The use of antibiotics and analgesics is often abusive and is regarded as the solution to everything! Laboratory equipment was once again on the agenda. The chemical analysis equipment, of which the Risch laboratory has been a major contributor, thanks to Mr Egger, is working well and has improved patient management. The question of bacteriology arose again and again.

Rémy proposed testing by PCR, a test less expensive than bacteriology with an antibiogram, the test requires fewer personnel and provides faster results; however it has the disadvantage of not being able to study antibiotic resistance. Rémy requested an in-depth study of the expected frequency of use and costs, so that a detailed request for assistance can be submitted to us for a financial contribution.

The same goes for the need for a more suitable refrigerator for the blood bank. At present, blood can only be stored for 6 weeks, which is not long enough. A situation that creates bi-monthly journeys for supplies that are expensive and which are insufficient for the demand, and uselessly and unnecessarily prolonging some hospitalizations. Blood is provided free of charge and donors are all volunteers.

Finally, the demand for an apparatus for the analysis of glucose hbca1 (glycated haemoglobin) is considered unnecessary if not dangerous because it cannot be applied to people with a tendency to haemolysis (malaria, spherocytosis, thalassemia), which is frequent in Africa

On Thursday 12th, in the presence of the administrative staff and their building engineer, Dr Kosta Nassiopoulos and Alain Kolly presented the project for the extension of the operating theatre and the refection of the operating theatre building, the extension whose funds will mostly come from the Michèle Berset foundation.
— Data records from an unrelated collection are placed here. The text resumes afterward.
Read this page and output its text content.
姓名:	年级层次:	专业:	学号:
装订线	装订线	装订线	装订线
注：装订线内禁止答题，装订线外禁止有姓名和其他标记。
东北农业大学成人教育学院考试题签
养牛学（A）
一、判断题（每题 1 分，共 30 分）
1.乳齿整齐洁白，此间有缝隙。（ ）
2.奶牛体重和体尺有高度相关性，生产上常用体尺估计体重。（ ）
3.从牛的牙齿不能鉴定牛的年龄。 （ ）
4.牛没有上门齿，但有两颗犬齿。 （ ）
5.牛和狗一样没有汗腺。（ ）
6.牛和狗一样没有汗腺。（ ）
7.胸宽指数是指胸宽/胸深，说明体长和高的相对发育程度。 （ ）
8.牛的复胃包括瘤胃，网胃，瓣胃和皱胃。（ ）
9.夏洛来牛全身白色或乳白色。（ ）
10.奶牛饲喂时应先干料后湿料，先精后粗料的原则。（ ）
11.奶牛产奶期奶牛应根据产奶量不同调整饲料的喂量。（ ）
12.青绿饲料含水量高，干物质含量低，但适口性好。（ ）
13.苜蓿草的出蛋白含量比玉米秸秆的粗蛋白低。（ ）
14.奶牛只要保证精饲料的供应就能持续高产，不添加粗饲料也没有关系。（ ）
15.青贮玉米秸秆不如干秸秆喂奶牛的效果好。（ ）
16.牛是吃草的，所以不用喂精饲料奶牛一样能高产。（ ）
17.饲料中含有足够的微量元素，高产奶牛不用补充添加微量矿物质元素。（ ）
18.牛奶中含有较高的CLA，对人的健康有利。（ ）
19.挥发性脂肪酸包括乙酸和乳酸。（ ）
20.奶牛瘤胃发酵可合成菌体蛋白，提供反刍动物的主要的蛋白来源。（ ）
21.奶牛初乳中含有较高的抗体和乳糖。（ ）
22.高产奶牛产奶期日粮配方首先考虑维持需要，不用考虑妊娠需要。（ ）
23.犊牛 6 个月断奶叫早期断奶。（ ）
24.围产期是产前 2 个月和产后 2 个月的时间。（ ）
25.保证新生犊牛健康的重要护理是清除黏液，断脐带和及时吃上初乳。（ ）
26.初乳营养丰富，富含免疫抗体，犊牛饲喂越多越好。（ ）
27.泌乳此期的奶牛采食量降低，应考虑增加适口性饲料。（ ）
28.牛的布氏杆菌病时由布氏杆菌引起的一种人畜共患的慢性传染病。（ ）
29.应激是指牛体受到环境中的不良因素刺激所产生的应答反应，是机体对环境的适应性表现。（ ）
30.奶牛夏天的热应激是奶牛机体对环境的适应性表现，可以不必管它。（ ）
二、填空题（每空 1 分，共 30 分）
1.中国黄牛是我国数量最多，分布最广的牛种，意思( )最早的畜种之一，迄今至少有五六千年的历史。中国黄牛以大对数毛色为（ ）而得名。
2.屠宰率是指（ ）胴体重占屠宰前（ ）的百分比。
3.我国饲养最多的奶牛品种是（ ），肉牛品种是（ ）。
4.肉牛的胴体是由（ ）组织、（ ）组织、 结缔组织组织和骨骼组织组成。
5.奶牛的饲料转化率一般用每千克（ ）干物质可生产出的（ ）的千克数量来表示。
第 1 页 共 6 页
Kosta’s presentation was exceptional, showing the project and the envisaged work plan step by step. It was quickly accepted by all. It is now a question of finding the material in Africa to avoid long journeys and new container shipments. The deadline for this study and the cost estimate is planned for the end of June. Alain and the local engineer, who speaks French (oh Bonheur) will be responsible for planning. We would like construction to begin in July.

We must not forget the warm welcome that is always reserved for us at Bwindi View, where we were occupying all of the lodge that we have frequented for years. We invited the two internists, as well as Dr Seth Frenzen and his wife and, one evening, we even dined on a “coq au vin” prepared by Kosta and Alain !

The result of our visit was very positive, even though there is still so much to be done – in the training of personnel – in teaching them how to maintain equipment – in ensuring the sustainability of certain key positions (gynaecologists, surgeons, ultrasound) We left on-site an apparently undamaged ultrasound machine which we had unloaded from the container but which refused to function.

If we take into account the contract signed with the Hospital five years ago our work should have come to an end, but this is not acceptable! The progress made since our very first mission is immense and we often forget that. We are impatient and above all, we are not present on site often enough! It is essential that we prepare a minimum of two missions per year (and without the inconvenience of presidential elections, because this event cut us of from the world for three days as all the the social networks were blocked!).